1Of particular note with respect to the current study, is our review of 46 MRI studies of the amygdala and hippocampus in schizophrenia (see Shenton et al., 2001), where we observed that of four studies that evaluated the amygdala alone, three showed reductions in the amygdala in patients with schizophrenia compared with control subjects. Furthermore, of 18 MRI studies that evaluated the hippocampus alone, 12 of 18 studies showed volume reduction in patients with schizophrenia compared to controls. Additionally, of seven MRI studies that evaluated the two structures separately in the same study, three out of seven showed both amygdala and hippocampal volume reduction in patients with schizophrenia compared with controls, while four out of seven studies showed no differences between patients with schizophrenia and controls for either structure. Finally, of 17 MRI studies that evaluated the amygdala-hippocampal complex, i.e. the two structures together, seven studies showed volume reduction in the amygdala-hippocampal complex in patients with schizophrenia compared with controls, while four did not; four out of 17 studies showed volume reductions in more posterior portions of the amygdala-hippocampal complex in patients with schizophrenia compared with controls; and three out of 17 showed volume reductions in more anterior portions of the amygdala-hippocampal complex in patients with schizophrenia compared with controls. These findings would thus suggest that both the amygdala and the hippocampus appear to be abnormal in schizophrenia.
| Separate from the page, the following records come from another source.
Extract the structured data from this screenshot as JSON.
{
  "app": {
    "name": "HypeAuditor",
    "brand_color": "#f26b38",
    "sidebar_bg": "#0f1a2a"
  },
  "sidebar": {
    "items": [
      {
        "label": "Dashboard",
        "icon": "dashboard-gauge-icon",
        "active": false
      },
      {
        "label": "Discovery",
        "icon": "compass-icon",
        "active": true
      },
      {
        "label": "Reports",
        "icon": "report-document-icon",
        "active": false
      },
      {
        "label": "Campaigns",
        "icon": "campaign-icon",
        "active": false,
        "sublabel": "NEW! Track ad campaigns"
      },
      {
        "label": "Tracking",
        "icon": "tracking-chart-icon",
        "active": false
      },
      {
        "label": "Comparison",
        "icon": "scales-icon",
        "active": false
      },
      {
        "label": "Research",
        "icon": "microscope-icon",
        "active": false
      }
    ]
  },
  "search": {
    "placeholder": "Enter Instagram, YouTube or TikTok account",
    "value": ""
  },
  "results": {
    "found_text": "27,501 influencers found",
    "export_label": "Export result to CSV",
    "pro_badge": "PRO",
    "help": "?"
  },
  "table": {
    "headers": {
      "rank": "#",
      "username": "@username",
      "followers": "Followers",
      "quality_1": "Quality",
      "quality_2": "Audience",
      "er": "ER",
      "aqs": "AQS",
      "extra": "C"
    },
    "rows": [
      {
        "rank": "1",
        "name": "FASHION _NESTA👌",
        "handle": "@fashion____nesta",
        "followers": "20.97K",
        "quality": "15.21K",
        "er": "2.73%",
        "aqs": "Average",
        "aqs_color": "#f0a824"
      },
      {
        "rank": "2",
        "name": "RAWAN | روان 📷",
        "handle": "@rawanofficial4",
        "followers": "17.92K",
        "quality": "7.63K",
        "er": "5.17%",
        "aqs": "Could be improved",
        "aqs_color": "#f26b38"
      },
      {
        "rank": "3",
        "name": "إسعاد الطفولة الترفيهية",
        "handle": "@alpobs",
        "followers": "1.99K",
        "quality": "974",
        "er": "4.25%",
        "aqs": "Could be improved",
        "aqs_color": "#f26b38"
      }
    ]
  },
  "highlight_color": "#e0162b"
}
2Note: this data set was previously examined in our 1992 study (Shenton et al., 1992) where we reported a left anterior amygdala-hippocampal volume reduction in patients with schizophrenia compared with control subjects. In that study, we separated the amygdala and hippocampus using the mammilary bodies. Results from our previous study showed no overall volume reduction in the combined amygdala-hippocampal complex or in the hippocampus volume between groups. Volume reduction was, however, observed in patients with schizophrenia compared with controls in the anterior portion of the amygdala-hippocampal complex, which corresponded primarily to the amygdala. In the current study, we did not separate the amygdala and hippocampus because to do so we would have had to draw an arbitrary line between the two structures, which would have resulted in a flat region on both structures. As the shape of the amygdala-hippocampal complex is best appreciated as a continuous structure, we evaluated the shape of the entire amygdala-hippocampal complex, and not the amygdala and hippocampus separately. For this reason, our comparisons in this study are slightly different as they do not involve a separation of the amygdala and hippocampus, because we evaluated the amygdala-hippocampal complex (one structure) for both the volume and shape measures.